Karena itulah, Sofyan yakin Jepang akan undur diri dari proyek kereta cepat. Pemerintah sudah berkomitmen takkan memberi jaminan sepersen pun dalam proyek ini. "Tak ada urusannya dengan negara dan Bappenas lagi," kata Sofyan.
Lepas dari campur tangan pemerintah, Kementerian Badan Usaha Milik Negara menyatakan akan melanjutkan kereta cepat yang diperebutkan oleh Jepang dan Cina tersebut. Menteri BUMN Rini Soemarno mengatakan akan membentuk konsorsium BUMN sebagai pelaksana pengerjaan proyek.
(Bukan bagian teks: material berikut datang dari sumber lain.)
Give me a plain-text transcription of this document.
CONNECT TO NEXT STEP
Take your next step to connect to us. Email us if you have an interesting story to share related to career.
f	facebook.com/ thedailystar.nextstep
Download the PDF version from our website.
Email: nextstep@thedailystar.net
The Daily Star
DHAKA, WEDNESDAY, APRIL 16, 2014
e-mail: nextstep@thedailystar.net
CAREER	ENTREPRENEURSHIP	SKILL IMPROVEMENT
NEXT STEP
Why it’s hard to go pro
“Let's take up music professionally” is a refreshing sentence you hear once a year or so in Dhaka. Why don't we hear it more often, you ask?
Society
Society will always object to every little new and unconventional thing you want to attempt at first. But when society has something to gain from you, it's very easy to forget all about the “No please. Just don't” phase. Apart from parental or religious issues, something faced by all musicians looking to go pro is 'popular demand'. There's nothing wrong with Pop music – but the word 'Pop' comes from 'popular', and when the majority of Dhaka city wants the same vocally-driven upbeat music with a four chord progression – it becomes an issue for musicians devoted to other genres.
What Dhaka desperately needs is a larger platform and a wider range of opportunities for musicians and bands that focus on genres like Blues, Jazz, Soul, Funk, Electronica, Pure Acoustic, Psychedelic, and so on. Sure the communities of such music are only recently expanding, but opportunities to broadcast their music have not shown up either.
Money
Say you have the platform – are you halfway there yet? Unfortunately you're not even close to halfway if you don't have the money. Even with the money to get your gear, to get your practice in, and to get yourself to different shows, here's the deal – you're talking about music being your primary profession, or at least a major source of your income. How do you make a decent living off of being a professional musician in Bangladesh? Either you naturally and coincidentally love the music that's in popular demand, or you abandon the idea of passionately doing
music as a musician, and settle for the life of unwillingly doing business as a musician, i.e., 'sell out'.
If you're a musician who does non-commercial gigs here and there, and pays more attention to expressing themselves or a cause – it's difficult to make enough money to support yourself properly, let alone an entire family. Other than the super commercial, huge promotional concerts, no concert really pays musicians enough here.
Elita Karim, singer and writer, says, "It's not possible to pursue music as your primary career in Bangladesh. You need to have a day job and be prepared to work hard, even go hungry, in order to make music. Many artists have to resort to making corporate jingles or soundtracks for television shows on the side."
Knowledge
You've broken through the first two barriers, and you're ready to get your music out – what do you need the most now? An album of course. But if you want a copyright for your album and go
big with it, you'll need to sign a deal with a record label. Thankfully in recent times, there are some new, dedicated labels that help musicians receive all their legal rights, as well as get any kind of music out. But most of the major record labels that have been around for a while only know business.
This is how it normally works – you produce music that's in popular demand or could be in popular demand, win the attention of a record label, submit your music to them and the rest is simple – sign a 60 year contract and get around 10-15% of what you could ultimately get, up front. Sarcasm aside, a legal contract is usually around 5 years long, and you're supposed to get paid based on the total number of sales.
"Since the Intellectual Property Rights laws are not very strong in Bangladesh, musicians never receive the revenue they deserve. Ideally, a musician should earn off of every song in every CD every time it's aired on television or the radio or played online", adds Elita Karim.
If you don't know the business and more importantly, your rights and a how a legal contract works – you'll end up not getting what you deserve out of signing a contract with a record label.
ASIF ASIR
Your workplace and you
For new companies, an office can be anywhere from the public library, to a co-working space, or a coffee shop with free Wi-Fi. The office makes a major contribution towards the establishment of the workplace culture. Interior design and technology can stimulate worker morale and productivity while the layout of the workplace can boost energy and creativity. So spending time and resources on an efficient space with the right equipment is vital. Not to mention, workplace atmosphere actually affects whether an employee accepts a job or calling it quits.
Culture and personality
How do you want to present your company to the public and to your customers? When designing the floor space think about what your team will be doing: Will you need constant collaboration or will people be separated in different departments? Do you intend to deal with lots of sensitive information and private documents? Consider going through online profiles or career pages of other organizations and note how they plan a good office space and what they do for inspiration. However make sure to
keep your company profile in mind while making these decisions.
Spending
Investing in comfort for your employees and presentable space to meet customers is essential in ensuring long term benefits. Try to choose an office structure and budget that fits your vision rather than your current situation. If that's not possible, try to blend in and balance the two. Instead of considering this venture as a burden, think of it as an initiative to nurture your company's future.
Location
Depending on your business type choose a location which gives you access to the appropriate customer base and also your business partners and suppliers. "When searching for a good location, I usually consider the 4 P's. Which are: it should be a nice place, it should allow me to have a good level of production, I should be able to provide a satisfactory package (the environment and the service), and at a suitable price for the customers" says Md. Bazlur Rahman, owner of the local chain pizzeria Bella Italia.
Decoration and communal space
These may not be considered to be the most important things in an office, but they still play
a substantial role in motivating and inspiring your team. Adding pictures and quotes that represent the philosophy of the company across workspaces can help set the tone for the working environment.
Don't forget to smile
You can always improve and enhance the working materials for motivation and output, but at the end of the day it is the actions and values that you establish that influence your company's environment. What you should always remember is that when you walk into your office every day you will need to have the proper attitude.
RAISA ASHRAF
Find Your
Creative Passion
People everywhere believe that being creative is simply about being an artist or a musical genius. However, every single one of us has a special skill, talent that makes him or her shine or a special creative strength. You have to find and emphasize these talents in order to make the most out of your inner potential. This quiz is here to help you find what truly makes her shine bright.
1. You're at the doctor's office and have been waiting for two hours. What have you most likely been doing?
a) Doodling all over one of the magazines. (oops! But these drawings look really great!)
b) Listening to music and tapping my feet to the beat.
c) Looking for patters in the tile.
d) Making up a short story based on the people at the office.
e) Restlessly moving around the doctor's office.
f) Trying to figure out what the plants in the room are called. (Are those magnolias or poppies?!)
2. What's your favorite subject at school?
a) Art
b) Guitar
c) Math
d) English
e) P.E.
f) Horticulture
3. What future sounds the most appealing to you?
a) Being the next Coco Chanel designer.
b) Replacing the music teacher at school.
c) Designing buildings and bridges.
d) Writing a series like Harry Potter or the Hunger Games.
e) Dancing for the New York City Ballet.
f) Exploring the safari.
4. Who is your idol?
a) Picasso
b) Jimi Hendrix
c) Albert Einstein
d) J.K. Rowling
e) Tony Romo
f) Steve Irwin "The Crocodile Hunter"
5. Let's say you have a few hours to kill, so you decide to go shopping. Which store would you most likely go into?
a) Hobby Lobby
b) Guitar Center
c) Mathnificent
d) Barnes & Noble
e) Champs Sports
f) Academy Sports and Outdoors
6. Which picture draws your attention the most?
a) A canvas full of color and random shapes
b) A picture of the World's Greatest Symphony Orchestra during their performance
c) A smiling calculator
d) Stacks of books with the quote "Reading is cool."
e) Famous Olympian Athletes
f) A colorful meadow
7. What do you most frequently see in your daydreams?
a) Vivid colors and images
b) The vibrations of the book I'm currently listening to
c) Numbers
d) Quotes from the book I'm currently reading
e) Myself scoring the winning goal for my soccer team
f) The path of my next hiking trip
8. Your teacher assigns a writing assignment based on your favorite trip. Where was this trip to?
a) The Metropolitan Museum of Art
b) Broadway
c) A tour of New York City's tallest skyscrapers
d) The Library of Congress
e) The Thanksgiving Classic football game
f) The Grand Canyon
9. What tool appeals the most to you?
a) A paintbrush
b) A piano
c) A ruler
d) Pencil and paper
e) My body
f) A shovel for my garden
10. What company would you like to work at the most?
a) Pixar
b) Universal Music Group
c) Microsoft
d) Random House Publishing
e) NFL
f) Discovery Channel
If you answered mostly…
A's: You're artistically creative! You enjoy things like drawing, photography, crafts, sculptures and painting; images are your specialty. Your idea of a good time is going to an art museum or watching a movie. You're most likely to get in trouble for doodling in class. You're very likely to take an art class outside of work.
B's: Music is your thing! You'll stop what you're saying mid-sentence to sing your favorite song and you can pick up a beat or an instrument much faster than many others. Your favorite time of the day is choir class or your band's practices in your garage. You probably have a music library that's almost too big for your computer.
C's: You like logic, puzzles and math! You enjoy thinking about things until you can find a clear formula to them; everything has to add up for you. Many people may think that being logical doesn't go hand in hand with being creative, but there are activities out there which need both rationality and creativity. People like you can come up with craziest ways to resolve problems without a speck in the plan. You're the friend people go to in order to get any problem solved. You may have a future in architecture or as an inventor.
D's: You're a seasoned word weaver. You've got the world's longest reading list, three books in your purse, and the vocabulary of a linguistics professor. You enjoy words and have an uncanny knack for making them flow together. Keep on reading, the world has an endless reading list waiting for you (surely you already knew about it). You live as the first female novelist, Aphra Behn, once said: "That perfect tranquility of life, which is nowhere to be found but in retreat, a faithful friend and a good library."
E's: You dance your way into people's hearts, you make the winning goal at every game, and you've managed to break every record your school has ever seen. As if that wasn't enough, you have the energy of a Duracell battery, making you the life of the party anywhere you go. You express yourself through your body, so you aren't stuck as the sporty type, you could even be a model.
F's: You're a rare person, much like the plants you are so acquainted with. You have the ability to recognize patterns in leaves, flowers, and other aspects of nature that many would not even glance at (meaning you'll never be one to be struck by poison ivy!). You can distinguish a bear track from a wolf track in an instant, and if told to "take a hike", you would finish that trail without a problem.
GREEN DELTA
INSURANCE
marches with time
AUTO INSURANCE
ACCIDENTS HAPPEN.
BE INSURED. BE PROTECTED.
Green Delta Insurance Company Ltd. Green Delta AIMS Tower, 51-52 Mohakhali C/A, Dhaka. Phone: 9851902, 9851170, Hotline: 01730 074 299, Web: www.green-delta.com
PT Wijaya Karya (Persero) Tbk, PT Jasa Marga (Persero) Tbk, PT Kereta Api Indonesia (Persero), dan PT Perkebunan Nusantara (Persero) VIII dihimpun untuk menggarap megaproyek senilai Rp 87 triliun tersebut. “Jadi, pasti jadi tahun ini,” ujar Rini, beberapa waktu lalu.
Seperti dikutip Kantor Berita Antara, Rini mengatakan Cina menyanggupi skema bisnis tanpa adanya jaminan pemerintah. "Mereka bahkan setuju untuk ikut membangun stasiun-nya, disertai alih teknologi. Dengan demikian, karena ini dilakukan secara B to B, maka harus ada keuntungan yang kita dapat, termasuk alih teknologi," ujar Rini di Beijing pekan lalu.